World War Z. La guerra mondiale degli zombi (World War Z: An Oral History of the Zombie War) è un romanzo horror fantascientifico post apocalittico del 2006 di Max Brooks.

È la seconda opera letteraria di Brooks sull'argomento zombie, successiva a Manuale per sopravvivere agli zombi (The Zombie Survival Guide) del 2003.

Dalla prospettiva del singolo individuo, e della narrazione, il libro è considerato un romanzo epistolare, poiché la trama è presentata dalle varie interviste sulle vicissitudini delle persone incontrate.

Dal romanzo è stato tratto il film del 2013 World War Z.

Trama[modifica | modifica wikitesto]

Attraverso una serie di interviste orali, Brooks, un agente della Commissione Dopoguerra dell'Onu, descrive la storia di "World War Z". Malgrado l'origine della pandemia sia sconosciuta, la storia inizia in Cina, dove un bambino diventa paziente zero dopo essere stato morso durante un'immersione illegale per recuperare dei beni materiali persi dalla popolazione nativa della valle delle Tre Gole dopo la fondazione dell'omonima diga. A questo punto, il governo Cinese tenta di contenere l'infezione, inscenando una crisi con Taiwan per nascondere le loro attività. L'infezione si espande in altri stati attraverso il mercato nero degli organi e dai rifugiati, prima che un'epidemia porti la malattia all'attenzione pubblica.
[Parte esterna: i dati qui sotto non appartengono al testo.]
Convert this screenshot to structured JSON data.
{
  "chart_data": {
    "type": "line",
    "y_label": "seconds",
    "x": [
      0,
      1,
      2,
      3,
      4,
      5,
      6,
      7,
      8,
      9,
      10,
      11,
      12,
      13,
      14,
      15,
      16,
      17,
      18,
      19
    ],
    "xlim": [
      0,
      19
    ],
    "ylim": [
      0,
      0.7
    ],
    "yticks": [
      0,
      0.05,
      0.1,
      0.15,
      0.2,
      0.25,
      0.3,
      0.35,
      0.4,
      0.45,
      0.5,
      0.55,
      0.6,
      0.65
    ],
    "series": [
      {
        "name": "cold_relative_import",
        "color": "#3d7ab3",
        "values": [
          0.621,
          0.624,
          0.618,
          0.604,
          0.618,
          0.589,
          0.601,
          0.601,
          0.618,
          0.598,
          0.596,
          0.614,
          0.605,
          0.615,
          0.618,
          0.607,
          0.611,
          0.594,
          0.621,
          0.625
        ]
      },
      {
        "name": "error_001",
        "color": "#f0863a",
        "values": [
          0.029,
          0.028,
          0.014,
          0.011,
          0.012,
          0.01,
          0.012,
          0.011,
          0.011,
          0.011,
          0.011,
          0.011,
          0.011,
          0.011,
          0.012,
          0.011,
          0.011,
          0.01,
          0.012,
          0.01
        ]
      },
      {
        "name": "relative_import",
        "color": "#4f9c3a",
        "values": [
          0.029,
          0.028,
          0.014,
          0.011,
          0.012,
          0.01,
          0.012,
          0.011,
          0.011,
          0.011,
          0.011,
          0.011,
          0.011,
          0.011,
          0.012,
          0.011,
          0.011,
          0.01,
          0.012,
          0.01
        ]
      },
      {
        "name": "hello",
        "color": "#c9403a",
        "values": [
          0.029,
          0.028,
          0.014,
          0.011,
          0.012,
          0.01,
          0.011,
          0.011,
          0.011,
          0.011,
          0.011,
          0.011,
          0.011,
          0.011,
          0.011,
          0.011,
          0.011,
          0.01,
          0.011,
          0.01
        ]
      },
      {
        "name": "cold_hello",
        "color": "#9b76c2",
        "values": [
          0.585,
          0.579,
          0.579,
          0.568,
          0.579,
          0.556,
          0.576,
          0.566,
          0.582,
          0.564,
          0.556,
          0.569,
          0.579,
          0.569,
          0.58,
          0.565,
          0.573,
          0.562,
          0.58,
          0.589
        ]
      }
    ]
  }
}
Mentre l'infezione si diffonde, Israele abbandona i territori Palestinesi, e inizia una quarantena a livello nazionale, chiudendo i suoi confini a tutti tranne agli Ebrei e ai Palestinesi non infetti e neutralizza una rivolta ultra-Ortodossa. Pakistan e Iran si annientano in una guerra nucleare, dopo che il governo iraniano aveva cercato di bloccare l'afflusso di rifugiati pakistani nel suo territorio. Gli Stati Uniti fanno poco per prepararsi, a causa della fiducia malriposta nelle loro capacità di affrontare le emergenze e perché viene approntato un vaccino contro la pandemia che però si rivela una truffa ordita da uno speculatore. Intanto in Russia i soldati dell'esercito commettono ammutinamento di fronte all'orrore dell'epidemia e vengono repressi dai reparti deviati delle forze speciali e dei servizi segreti che tramano un golpe nazionalista attuando l'antica pratica romana della decimazione sui ribelli per costringerli di nuovo all'obbedienza.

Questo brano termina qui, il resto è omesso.